原理篇
网络结构
1. 候选区域选择
设计label格式,设置真值。
def encoder(self,boxes,labels):
'''
boxes (tensor) [[x1,y1,x2,y2],[]]
labels (tensor) [...]
return 7x7x30
'''
grid_num = 14
# 每个网格需要预测B个BBox的位置信息(Region Proposal)和confidence(置信度)信息
# 在PASCAL VOC中,图像输入为448x448,取S=7,B=2,一共有20个类别(C=20)。则输出就是7x7x(B*2+C)的一个tensor
target = torch.zeros((grid_num,grid_num,30))
cell_size = 1./grid_num
wh = boxes[:,2:]-boxes[:,:2]
cxcy = (boxes[:,2:]+boxes[:,:2])/2
for i in range(cxcy.size()[0]):
cxcy_sample = cxcy[i]
# 物体中心对应的网格,在图中的大致位置,即物体中心在第几个网格
ij = (cxcy_sample/cell_size).ceil()-1
# =========================================================== #
# 因为每个网格需要预测B个BBox的位置信息,所以这里有俩坐标的信息
# 下图中坐标的置信度设置为1
target[int(ij[1]),int(ij[0]),4] = 1
# 下图中坐标的置信度设置为1
target[int(ij[1]),int(ij[0]),9] = 1
# =========================================================== #
# =========================================================== #
# 20个类,前面两个BBox占了10位,故而第10个通道开始是label的信息
target[int(ij[1]),int(ij[0]),int(labels[i])+10] = 1
#匹配到的网格的左上角相对坐标
xy = ij*cell_size
# 物体中心坐标到网格坐标的偏差
delta_xy = (cxcy_sample -xy)/cell_size
target[int(ij[1]),int(ij[0]),2:4] = wh[i]
target[int(ij[1]),int(ij[0]),:2] = delta_xy
target[int(ij[1]),int(ij[0]),7:9] = wh[i]
target[int(ij[1]),int(ij[0]),5:7] = delta_xy
return target
2. Loss 函数
class yoloLoss(nn.Module):
def __init__(self,S,B,l_coord,l_noobj):
# 7,2,5,0.5
super(yoloLoss,self).__init__()
self.S = S
self.B = B
self.l_coord = l_coord
self.l_noobj = l_noobj
def compute_iou(self, box1, box2):
'''Compute the intersection over union of two set of boxes, each box is [x1,y1,x2,y2].
Args:
box1: (tensor) bounding boxes, sized [N,4].

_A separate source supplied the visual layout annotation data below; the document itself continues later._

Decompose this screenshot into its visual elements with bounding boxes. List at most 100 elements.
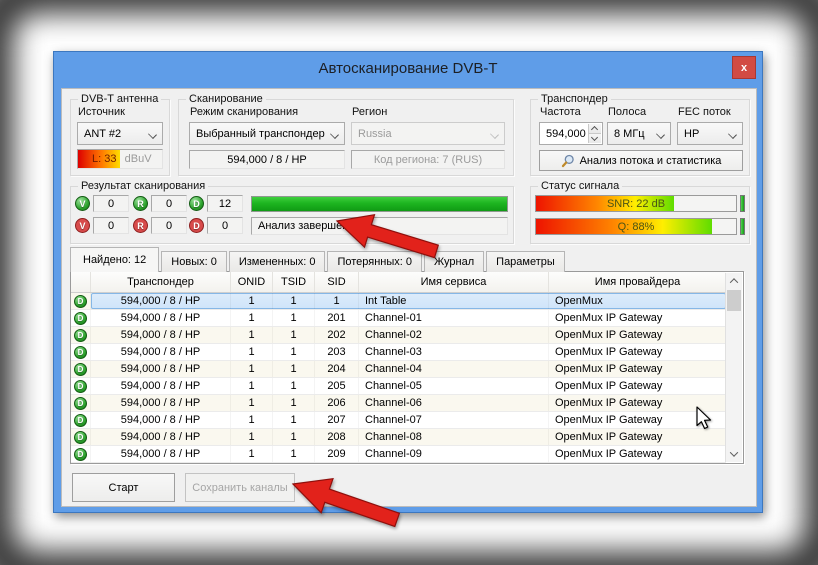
frequency-spinner[interactable]: 594,000 [539, 122, 603, 145]
cell-sid: 1 [315, 293, 359, 309]
antenna-group: DVB-T антенна Источник ANT #2 L: 33 dBuV [70, 99, 170, 176]
cell-tsid: 1 [273, 395, 315, 411]
antenna-group-title: DVB-T антенна [78, 93, 161, 105]
vertical-scrollbar[interactable] [725, 273, 742, 462]
cell-onid: 1 [231, 412, 273, 428]
tab-2[interactable]: Измененных: 0 [229, 251, 326, 272]
tab-0[interactable]: Найдено: 12 [70, 247, 159, 272]
cell-provider: OpenMux [549, 293, 726, 309]
col-icon[interactable] [71, 272, 91, 292]
quality-bar: Q: 88% [535, 218, 737, 235]
table-row-7[interactable]: D 594,000 / 8 / HP 1 1 207 Channel-07 Op… [71, 412, 726, 429]
cell-sid: 203 [315, 344, 359, 360]
bandwidth-select[interactable]: 8 МГц [607, 122, 671, 145]
cell-transponder: 594,000 / 8 / HP [91, 429, 231, 445]
table-row-8[interactable]: D 594,000 / 8 / HP 1 1 208 Channel-08 Op… [71, 429, 726, 446]
dvb-service-icon: D [74, 363, 87, 376]
tab-5[interactable]: Параметры [486, 251, 565, 272]
table-row-3[interactable]: D 594,000 / 8 / HP 1 1 203 Channel-03 Op… [71, 344, 726, 361]
transponder-group-title: Транспондер [538, 93, 611, 105]
table-row-6[interactable]: D 594,000 / 8 / HP 1 1 206 Channel-06 Op… [71, 395, 726, 412]
dvb-service-icon: D [74, 431, 87, 444]
d-green-badge-icon: D [189, 196, 204, 211]
table-row-9[interactable]: D 594,000 / 8 / HP 1 1 209 Channel-09 Op… [71, 446, 726, 463]
col-service[interactable]: Имя сервиса [359, 272, 549, 292]
col-transponder[interactable]: Транспондер [91, 272, 231, 292]
cell-service: Channel-08 [359, 429, 549, 445]
fec-label: FEC поток [678, 106, 731, 118]
spin-down-icon[interactable] [589, 134, 601, 143]
chevron-down-icon [656, 130, 665, 139]
cell-transponder: 594,000 / 8 / HP [91, 395, 231, 411]
cell-onid: 1 [231, 378, 273, 394]
cell-tsid: 1 [273, 293, 315, 309]
analyze-stream-button[interactable]: Анализ потока и статистика [539, 150, 743, 171]
signal-level-unit: dBuV [122, 150, 152, 168]
table-row-0[interactable]: D 594,000 / 8 / HP 1 1 1 Int Table OpenM… [71, 293, 726, 310]
close-button[interactable]: x [732, 56, 756, 79]
scan-mode-value: Выбранный транспондер [196, 128, 325, 140]
region-select[interactable]: Russia [351, 122, 505, 145]
cell-tsid: 1 [273, 344, 315, 360]
col-onid[interactable]: ONID [231, 272, 273, 292]
cell-onid: 1 [231, 293, 273, 309]
cell-service: Channel-02 [359, 327, 549, 343]
cell-tsid: 1 [273, 310, 315, 326]
dialog-body: DVB-T антенна Источник ANT #2 L: 33 dBuV… [61, 88, 757, 507]
col-tsid[interactable]: TSID [273, 272, 315, 292]
dvb-service-icon: D [74, 295, 87, 308]
cell-transponder: 594,000 / 8 / HP [91, 378, 231, 394]
scroll-down-icon[interactable] [726, 446, 742, 462]
counter-field: 0 [207, 217, 243, 234]
mouse-cursor-icon [694, 406, 714, 430]
cell-service: Channel-01 [359, 310, 549, 326]
cell-onid: 1 [231, 429, 273, 445]
chevron-down-icon [330, 130, 339, 139]
col-sid[interactable]: SID [315, 272, 359, 292]
tab-1[interactable]: Новых: 0 [161, 251, 227, 272]
dvb-service-icon: D [74, 380, 87, 393]
close-icon: x [741, 62, 747, 74]
title-bar[interactable]: Автосканирование DVB-T x [54, 52, 762, 88]
scroll-thumb[interactable] [727, 290, 741, 311]
scan-mode-select[interactable]: Выбранный транспондер [189, 122, 345, 145]
frequency-label: Частота [540, 106, 581, 118]
bandwidth-label: Полоса [608, 106, 646, 118]
bandwidth-value: 8 МГц [614, 128, 645, 140]
cell-provider: OpenMux IP Gateway [549, 446, 726, 462]
screenshot-stage: Автосканирование DVB-T x DVB-T антенна И… [0, 0, 818, 565]
cell-transponder: 594,000 / 8 / HP [91, 310, 231, 326]
scan-group-title: Сканирование [186, 93, 266, 105]
start-button[interactable]: Старт [72, 473, 175, 502]
scan-mode-label: Режим сканирования [190, 106, 298, 118]
source-value: ANT #2 [84, 128, 121, 140]
channel-table: Транспондер ONID TSID SID Имя сервиса Им… [70, 271, 744, 464]
region-code-readout: Код региона: 7 (RUS) [351, 150, 505, 169]
cell-transponder: 594,000 / 8 / HP [91, 293, 231, 309]
cell-onid: 1 [231, 361, 273, 377]
window-title: Автосканирование DVB-T [54, 60, 762, 77]
col-provider[interactable]: Имя провайдера [549, 272, 726, 292]
signal-status-group: Статус сигнала SNR: 22 dB Q: 88% [530, 186, 750, 244]
spinner-buttons[interactable] [588, 124, 601, 143]
fec-select[interactable]: HP [677, 122, 743, 145]
cell-onid: 1 [231, 327, 273, 343]
scan-result-group-title: Результат сканирования [78, 180, 208, 192]
magnifier-icon [561, 154, 575, 168]
table-row-1[interactable]: D 594,000 / 8 / HP 1 1 201 Channel-01 Op… [71, 310, 726, 327]
spin-up-icon[interactable] [589, 124, 601, 134]
cell-provider: OpenMux IP Gateway [549, 361, 726, 377]
counter-field: 12 [207, 195, 243, 212]
table-row-2[interactable]: D 594,000 / 8 / HP 1 1 202 Channel-02 Op… [71, 327, 726, 344]
signal-level-text: L: 33 [92, 150, 116, 168]
source-select[interactable]: ANT #2 [77, 122, 163, 145]
cell-onid: 1 [231, 446, 273, 462]
source-label: Источник [78, 106, 125, 118]
transponder-readout: 594,000 / 8 / HP [189, 150, 345, 169]
scroll-up-icon[interactable] [726, 273, 742, 289]
cell-tsid: 1 [273, 327, 315, 343]
table-row-4[interactable]: D 594,000 / 8 / HP 1 1 204 Channel-04 Op… [71, 361, 726, 378]
cell-sid: 208 [315, 429, 359, 445]
table-row-5[interactable]: D 594,000 / 8 / HP 1 1 205 Channel-05 Op… [71, 378, 726, 395]
save-channels-button[interactable]: Сохранить каналы [185, 473, 295, 502]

box2: (tensor) bounding boxes, sized [M,4].
Return:
(tensor) iou, sized [N,M].
'''
N = box1.size(0)
M = box2.size(0)
lt = torch.max(
box1[:,:2].unsqueeze(1).expand(N,M,2), # [N,2] -> [N,1,2] -> [N,M,2]
box2[:,:2].unsqueeze(0).expand(N,M,2), # [M,2] -> [1,M,2] -> [N,M,2]
)
rb = torch.min(
box1[:,2:].unsqueeze(1).expand(N,M,2), # [N,2] -> [N,1,2] -> [N,M,2]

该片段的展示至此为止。